We can write scenarios depicting the often traumatic life of underpaid, overworked and highly stressed police? Could our writing provide a forum to help police process and thereby better cope with their unenviable role? Can we enlist officers, among who are also able and kind people, to participate in grassroots role-playing theater? It has been shown that involvement in drama, including role-play, can have a vastly therapeutic effect.
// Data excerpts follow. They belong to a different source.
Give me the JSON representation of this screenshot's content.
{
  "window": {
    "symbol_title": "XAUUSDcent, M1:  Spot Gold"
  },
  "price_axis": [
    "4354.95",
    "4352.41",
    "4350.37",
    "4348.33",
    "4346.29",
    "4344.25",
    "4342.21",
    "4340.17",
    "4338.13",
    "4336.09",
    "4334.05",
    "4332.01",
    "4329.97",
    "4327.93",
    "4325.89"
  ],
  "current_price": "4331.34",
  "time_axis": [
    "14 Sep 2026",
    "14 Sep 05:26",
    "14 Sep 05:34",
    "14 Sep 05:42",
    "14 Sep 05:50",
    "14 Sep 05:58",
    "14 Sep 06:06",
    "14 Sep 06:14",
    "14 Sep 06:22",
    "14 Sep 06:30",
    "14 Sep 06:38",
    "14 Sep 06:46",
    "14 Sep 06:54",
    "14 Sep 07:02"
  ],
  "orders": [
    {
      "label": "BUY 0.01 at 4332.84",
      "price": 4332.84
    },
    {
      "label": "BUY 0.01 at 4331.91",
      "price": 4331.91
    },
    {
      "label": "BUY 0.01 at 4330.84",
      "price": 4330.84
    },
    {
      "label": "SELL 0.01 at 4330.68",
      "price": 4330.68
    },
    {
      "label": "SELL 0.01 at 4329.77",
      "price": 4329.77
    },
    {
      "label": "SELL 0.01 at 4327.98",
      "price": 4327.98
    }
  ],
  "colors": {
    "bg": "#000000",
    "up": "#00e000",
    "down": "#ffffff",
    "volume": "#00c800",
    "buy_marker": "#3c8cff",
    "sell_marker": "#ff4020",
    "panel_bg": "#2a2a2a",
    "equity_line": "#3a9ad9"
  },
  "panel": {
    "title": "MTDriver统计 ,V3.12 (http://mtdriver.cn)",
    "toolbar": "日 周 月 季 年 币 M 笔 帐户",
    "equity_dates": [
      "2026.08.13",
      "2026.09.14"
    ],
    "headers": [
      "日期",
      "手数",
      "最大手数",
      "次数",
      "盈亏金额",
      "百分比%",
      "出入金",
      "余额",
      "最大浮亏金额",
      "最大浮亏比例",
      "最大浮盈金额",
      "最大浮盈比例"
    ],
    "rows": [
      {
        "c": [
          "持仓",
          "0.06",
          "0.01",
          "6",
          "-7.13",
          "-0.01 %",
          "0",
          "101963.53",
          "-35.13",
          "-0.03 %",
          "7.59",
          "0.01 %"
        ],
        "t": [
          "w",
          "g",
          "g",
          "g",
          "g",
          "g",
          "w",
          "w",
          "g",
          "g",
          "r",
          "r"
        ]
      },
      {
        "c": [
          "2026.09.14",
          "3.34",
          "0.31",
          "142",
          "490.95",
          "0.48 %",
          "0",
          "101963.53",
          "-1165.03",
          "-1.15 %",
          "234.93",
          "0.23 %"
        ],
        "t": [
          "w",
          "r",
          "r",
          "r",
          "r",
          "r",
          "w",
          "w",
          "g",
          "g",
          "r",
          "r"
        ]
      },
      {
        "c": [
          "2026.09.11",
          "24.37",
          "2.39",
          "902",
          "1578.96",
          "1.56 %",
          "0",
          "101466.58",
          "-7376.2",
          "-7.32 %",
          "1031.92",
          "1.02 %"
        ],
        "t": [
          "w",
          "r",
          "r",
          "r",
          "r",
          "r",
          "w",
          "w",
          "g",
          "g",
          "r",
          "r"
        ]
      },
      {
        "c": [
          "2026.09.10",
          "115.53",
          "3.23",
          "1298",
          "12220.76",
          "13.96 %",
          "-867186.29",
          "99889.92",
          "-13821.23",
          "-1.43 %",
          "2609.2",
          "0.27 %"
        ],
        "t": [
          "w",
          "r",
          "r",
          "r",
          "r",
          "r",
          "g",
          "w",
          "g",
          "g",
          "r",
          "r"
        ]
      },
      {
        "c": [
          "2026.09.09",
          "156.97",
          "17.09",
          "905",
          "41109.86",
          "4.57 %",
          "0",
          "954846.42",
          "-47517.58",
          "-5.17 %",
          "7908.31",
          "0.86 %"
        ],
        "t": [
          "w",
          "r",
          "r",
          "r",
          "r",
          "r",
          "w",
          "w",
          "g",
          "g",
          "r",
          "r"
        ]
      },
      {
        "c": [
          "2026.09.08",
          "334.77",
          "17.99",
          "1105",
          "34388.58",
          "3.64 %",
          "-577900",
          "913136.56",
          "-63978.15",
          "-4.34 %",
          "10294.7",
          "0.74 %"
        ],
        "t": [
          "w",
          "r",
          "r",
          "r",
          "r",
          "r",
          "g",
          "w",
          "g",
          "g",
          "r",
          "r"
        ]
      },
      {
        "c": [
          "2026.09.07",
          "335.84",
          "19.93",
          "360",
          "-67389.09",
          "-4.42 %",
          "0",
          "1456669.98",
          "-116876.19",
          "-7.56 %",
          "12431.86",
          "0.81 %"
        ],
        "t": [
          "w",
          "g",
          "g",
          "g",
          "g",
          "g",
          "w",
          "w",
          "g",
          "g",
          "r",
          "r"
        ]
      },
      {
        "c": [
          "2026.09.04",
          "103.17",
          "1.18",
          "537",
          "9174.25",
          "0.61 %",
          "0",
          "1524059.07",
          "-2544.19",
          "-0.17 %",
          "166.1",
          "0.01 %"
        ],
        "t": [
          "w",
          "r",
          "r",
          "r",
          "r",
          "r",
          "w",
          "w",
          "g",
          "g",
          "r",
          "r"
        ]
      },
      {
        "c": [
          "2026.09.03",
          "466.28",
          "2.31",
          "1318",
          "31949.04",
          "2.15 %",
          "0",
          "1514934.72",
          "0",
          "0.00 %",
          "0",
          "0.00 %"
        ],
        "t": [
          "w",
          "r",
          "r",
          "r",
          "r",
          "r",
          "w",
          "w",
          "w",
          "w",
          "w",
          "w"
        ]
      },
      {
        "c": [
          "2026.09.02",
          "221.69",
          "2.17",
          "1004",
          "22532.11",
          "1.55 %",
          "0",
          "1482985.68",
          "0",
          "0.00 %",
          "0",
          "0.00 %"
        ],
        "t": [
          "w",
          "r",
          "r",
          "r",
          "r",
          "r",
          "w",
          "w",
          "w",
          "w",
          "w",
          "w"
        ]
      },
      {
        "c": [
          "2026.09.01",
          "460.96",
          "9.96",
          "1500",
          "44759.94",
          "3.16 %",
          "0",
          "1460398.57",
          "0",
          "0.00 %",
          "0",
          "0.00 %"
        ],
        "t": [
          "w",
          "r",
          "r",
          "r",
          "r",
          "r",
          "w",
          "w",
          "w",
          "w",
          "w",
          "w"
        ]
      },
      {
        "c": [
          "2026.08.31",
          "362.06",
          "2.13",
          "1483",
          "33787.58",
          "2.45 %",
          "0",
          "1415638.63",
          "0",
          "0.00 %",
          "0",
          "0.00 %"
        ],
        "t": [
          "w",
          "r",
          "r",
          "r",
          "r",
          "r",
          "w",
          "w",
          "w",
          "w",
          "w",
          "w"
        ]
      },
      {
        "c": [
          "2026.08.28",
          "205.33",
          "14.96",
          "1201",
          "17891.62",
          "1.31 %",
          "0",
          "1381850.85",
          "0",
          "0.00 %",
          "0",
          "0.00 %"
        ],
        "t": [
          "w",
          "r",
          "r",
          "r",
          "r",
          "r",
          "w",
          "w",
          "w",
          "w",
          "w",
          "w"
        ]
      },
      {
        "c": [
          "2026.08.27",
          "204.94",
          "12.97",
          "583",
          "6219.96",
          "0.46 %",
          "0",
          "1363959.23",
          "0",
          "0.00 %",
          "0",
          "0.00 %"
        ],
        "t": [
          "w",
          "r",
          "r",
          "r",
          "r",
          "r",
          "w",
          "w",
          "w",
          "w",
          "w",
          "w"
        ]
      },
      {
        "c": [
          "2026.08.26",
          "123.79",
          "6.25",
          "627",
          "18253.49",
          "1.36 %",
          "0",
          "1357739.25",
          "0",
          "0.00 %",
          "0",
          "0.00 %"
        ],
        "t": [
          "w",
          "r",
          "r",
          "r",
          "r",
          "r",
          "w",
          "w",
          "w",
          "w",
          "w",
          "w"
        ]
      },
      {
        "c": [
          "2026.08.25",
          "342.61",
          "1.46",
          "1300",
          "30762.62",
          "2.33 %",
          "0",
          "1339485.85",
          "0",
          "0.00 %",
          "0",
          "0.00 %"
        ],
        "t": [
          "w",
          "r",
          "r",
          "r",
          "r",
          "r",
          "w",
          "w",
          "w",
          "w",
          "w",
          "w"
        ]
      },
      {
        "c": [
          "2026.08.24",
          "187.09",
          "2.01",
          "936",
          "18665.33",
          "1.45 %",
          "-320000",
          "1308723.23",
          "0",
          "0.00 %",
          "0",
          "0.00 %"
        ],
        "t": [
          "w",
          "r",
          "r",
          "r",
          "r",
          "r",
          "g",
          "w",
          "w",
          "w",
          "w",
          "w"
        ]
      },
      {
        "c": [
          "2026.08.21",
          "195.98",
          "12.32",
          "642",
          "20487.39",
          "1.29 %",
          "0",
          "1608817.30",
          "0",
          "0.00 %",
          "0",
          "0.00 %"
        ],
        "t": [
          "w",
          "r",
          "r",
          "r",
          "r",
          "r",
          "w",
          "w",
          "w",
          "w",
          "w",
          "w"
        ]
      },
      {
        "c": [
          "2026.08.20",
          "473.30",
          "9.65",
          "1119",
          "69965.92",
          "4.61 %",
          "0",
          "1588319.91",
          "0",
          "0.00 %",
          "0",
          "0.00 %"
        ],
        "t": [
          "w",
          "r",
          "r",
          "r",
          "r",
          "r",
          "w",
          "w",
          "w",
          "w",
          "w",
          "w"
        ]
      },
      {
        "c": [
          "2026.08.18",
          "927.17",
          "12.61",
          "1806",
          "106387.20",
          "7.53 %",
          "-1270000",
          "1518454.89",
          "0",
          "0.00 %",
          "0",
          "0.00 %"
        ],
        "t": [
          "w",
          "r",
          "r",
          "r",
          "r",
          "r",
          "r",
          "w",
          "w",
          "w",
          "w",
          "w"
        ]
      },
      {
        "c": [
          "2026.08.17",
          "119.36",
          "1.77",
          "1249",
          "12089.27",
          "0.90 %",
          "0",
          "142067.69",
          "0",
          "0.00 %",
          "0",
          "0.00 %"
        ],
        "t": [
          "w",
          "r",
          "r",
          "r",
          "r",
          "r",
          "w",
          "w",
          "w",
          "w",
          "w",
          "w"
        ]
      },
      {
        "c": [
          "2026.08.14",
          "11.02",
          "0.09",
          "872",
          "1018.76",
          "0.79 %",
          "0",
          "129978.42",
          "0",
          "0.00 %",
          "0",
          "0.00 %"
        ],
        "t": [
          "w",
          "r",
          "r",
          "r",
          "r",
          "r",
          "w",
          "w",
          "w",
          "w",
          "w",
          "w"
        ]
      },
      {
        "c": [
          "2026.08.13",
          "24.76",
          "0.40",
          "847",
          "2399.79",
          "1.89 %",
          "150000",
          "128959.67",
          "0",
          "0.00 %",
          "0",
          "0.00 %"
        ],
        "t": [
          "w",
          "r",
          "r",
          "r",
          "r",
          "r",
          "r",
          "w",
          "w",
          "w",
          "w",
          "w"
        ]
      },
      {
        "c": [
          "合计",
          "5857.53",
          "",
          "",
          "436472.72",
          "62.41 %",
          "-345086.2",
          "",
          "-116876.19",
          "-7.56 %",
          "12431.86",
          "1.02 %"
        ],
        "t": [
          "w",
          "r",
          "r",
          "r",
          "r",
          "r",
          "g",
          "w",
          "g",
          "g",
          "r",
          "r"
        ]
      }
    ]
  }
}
Funding must be found for such creative projects.
 
If Suzan-Lori Parks can write one complete short play every day for a year surely we can write scripts aiming to enhance lives by treating the underlying aggression expressed by many of the police. Theater can provide a forum for rectifying an underlying lack of tools. Drama is a means to alter the equation in which anger breeds violence breeds anger breeds violence.
 
Creative programs could contribute to softening the scream of outrage at violence. Norwegian Expressionist artist Edvard Munchin 1893 painted the agonized face that has become one of the most iconic images of art. Seen as symbolizing the anxiety of the human condition, it is called simply, The Scream. 
 
Let us not continue to helplessly scream. Let there instead be action to assuage feelings of helplessness and burning anger within at the injustices experienced.